Con el nuevo esquema acordado con el FMI y el abandono de las frustradas metas de inflación, la apuesta oficial es que reaparezca la oferta privada de dólares para cubrir necesidades en pesos. Pero difícilmente esto ocurra de un día para otro. Mientras tanto, las colocaciones de Letes aportarán oferta, ya que las divisas serán vendidas en el mercado a cambio de pesos por el Banco Nación como agente financiero del Tesoro.
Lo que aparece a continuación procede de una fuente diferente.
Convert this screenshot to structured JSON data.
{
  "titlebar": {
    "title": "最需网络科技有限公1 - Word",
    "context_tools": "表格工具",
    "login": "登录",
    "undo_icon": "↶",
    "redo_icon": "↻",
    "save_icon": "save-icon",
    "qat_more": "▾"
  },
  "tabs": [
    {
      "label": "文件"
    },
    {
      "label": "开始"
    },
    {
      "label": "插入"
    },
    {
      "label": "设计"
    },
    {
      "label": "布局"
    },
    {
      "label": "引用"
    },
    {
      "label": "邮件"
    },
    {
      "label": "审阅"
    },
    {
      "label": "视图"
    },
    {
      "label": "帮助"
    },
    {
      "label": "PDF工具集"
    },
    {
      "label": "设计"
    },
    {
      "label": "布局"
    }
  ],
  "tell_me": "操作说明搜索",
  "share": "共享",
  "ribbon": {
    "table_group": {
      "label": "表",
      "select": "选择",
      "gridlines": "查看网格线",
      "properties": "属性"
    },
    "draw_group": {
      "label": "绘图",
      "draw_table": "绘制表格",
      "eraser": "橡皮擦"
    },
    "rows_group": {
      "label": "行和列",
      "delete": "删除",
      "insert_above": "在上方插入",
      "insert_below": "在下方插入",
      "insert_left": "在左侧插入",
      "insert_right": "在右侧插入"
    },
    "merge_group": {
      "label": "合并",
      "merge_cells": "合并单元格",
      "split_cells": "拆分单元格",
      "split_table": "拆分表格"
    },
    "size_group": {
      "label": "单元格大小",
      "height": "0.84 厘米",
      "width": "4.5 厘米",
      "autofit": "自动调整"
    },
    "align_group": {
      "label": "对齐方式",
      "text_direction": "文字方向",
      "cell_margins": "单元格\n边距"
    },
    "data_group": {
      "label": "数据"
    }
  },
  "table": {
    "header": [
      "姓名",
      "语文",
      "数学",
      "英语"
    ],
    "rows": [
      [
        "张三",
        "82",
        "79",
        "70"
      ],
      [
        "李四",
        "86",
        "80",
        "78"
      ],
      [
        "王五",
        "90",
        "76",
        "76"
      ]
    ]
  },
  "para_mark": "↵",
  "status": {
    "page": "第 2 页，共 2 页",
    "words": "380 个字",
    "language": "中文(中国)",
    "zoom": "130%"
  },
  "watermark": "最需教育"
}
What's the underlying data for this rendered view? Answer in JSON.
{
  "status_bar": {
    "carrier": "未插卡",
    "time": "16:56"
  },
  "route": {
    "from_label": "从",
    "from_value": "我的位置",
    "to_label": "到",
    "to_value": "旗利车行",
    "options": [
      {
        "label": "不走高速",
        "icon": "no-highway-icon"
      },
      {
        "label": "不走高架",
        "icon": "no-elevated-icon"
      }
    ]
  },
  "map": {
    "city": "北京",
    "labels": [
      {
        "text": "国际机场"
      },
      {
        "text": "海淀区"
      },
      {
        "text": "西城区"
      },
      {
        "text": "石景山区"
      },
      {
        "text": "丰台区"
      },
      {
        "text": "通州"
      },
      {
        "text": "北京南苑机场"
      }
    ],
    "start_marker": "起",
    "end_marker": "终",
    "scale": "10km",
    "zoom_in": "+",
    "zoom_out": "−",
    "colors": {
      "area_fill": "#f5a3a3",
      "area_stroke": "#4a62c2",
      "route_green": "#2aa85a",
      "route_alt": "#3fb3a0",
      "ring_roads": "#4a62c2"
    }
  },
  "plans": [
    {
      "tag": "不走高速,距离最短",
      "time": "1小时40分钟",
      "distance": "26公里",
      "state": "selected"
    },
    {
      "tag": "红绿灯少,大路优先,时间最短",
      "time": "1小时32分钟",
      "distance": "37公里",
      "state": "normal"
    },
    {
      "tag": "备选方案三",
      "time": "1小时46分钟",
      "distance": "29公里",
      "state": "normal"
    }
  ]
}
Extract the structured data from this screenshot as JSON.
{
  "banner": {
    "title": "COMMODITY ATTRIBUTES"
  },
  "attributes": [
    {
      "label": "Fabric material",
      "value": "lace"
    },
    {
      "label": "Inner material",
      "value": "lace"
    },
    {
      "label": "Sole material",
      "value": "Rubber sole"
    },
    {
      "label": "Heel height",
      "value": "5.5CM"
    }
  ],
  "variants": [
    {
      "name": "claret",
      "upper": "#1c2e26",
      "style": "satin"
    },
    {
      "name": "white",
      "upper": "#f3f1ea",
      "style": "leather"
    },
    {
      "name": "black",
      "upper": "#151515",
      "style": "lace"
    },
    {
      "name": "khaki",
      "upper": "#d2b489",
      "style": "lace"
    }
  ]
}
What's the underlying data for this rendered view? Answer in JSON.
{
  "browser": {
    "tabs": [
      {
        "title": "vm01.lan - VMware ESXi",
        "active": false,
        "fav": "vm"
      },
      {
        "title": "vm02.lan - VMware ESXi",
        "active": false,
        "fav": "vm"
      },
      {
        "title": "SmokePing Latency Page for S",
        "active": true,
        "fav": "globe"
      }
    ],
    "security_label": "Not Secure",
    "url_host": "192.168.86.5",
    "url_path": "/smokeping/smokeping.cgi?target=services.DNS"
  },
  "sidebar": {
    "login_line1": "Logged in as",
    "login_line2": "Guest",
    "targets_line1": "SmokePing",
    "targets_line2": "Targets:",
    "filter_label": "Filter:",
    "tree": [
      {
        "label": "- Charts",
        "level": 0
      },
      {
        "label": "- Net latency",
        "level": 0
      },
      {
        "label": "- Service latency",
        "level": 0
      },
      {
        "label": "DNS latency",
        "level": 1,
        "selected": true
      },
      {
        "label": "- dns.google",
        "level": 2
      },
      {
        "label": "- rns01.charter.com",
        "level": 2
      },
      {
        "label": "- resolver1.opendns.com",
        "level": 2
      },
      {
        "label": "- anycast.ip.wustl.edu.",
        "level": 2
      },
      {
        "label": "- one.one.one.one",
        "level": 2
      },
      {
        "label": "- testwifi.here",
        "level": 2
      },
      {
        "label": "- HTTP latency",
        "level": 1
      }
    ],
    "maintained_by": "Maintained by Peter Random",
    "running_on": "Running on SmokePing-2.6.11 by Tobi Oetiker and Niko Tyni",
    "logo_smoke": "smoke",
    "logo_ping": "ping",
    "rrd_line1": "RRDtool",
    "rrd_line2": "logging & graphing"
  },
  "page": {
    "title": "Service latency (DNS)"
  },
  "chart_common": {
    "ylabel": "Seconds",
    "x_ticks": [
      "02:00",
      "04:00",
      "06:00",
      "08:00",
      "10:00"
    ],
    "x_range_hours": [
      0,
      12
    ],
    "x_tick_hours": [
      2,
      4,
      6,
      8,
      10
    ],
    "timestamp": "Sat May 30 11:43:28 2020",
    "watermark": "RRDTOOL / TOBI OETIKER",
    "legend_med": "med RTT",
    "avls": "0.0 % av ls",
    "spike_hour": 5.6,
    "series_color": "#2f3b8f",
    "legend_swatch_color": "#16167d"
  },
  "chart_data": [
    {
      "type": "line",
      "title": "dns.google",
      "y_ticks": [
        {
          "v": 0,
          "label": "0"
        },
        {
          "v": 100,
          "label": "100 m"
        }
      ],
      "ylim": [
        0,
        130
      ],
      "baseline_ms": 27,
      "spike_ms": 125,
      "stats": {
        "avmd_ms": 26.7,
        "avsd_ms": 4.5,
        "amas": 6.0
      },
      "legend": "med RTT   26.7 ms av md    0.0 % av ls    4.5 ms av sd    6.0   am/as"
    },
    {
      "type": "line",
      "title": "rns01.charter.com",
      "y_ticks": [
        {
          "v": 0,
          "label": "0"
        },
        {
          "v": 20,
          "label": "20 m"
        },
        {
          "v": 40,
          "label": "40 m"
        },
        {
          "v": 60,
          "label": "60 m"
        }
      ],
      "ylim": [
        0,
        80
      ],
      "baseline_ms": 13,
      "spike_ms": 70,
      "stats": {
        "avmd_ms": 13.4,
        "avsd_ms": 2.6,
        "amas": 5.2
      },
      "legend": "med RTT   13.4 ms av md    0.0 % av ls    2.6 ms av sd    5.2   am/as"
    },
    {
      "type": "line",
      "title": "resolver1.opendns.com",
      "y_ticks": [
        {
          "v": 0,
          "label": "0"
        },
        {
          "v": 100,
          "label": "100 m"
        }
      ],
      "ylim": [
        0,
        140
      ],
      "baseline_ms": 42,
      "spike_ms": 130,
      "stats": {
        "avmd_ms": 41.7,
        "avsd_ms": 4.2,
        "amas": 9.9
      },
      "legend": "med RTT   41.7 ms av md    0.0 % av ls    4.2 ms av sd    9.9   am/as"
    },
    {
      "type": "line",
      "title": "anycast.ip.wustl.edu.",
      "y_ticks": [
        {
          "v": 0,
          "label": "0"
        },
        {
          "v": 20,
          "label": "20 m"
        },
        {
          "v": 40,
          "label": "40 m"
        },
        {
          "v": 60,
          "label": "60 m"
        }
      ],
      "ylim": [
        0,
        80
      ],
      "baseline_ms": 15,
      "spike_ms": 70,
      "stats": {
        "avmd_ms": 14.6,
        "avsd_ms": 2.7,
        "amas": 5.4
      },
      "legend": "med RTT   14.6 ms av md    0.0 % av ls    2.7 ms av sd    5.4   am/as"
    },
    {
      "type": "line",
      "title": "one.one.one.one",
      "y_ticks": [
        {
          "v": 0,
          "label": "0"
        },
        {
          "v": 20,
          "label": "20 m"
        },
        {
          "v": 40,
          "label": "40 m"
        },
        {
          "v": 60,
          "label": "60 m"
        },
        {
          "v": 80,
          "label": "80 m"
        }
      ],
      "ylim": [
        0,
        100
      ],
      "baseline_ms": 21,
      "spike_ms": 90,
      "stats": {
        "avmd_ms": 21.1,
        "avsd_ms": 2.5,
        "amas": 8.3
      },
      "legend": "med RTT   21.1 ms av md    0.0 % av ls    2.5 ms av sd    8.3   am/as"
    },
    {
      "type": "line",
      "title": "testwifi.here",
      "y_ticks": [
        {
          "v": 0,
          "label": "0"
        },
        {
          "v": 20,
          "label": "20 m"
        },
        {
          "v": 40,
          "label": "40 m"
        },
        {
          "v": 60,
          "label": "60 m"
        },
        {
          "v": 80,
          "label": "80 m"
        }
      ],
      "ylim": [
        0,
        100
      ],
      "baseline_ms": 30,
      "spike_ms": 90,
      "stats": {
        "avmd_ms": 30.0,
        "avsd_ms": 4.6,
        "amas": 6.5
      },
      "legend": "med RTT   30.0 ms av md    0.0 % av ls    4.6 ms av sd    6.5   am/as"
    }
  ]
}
El BCRA tiene también cierto margen para vender dólares a futuro como instrumento de regulación, aunque muy cuidadosamente para evitar una mayor emisión de pesos si las cotizaciones suben por encima de lo previsto.

Para el Gobierno -y también para la oposición- cualquier alternativa era peor al acuerdo con el FMI. El problema es que los costos de este programa son inmediatos y los futuros beneficios tardarán en hacerse ver. De ahí que el manejo de las expectativas y la comunicación oficial serán cruciales mientras persistan las turbulencias. En especial, a medida en que se acerquen las elecciones de 2019 y aumente la demanda de dólares como ocurre en los años impares. En la última Conferencia Anual de FIEL, el economista Daniel Artana rescató una frase del ex presidente brasileño Fernando Henrique Cardoso que hoy puede resultar muy útil para la Casa Rosada: "Gobernar es informar".